Sur le site web de Kalani, en plus du schéma de transparence dans la chaîne de valeur discuté plus haut, on trouve, pour chaque pièce de linge, le nombre de litres d’eau économisés par rapport à un produit de l’industrie traditionnelle. Le drap housse en Jersey de coton bio Premium, par exemple, a ainsi nécessité 1483 litres d’eau en moins qu’un produit similaire fabriqué à partir de coton conventionnel. Kalani est également membre de la Fédération Belge du Commerce Equitable, du réseau Ecopreneur Belgium et de Textile Exchange, une association nord-américaine qui rassemble le monde du textile durable : marques, producteurs, coopératives d’agriculteurs, activistes, certificateurs, organisations internationales, etc. qui veulent faire évoluer le secteur.

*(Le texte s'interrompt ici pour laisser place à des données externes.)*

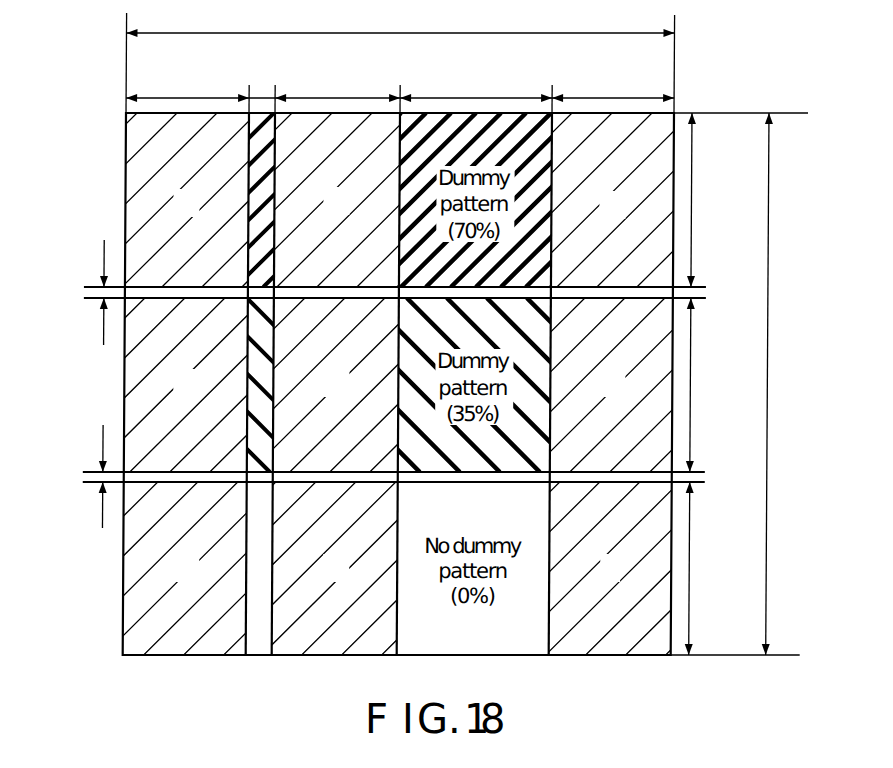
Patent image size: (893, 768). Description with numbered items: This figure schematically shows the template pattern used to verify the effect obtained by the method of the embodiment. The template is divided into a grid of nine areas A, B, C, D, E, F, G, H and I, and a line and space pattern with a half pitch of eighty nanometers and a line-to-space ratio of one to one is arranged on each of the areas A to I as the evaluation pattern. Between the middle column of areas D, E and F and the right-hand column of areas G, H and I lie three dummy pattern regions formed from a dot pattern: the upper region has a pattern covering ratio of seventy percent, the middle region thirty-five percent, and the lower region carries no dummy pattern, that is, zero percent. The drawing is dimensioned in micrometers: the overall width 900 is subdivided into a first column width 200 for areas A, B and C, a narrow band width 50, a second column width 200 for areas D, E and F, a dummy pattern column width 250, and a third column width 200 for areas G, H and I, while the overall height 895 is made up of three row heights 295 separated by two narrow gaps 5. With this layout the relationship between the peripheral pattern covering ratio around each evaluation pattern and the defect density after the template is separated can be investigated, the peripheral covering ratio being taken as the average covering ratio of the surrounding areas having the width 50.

The area A is at (208, 200).
The area B is at (192, 385).
The area C is at (199, 568).
The area D is at (344, 200).
The area E is at (337, 385).
The area F is at (329, 568).
The area G is at (604, 200).
The area H is at (617, 385).
The area I is at (613, 568).
The total width 900 micrometers 900 is at (400, 21).
The width 200 micrometers 200 is at (400, 84).
The 50 µm width 50 is at (263, 79).
The width 250 micrometers 250 is at (476, 85).
The height 295 micrometers 295 is at (723, 384).
The total height 895 micrometers 895 is at (802, 384).
The gap 5 micrometers 5 is at (70, 384).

Slow living dans la continuité du Slow fashion

Les collections de linge de Kalani ne sont pas vouées à évoluer régulièrement : “Notre gamme va évoluer au cours des années avec de nouveaux produits, mais nos modèles ne changent pas car nous fabriquons des lignes intemporelles, avec des couleurs qui vont convenir sur le long-terme. Récemment, nous avons lancé un rose pâle parce que les gens nous le demandaient mais cela reste un “basique”. Par contre, on ne fera pas un jaune moutarde qui ne sera plus à la mode dans deux ans.”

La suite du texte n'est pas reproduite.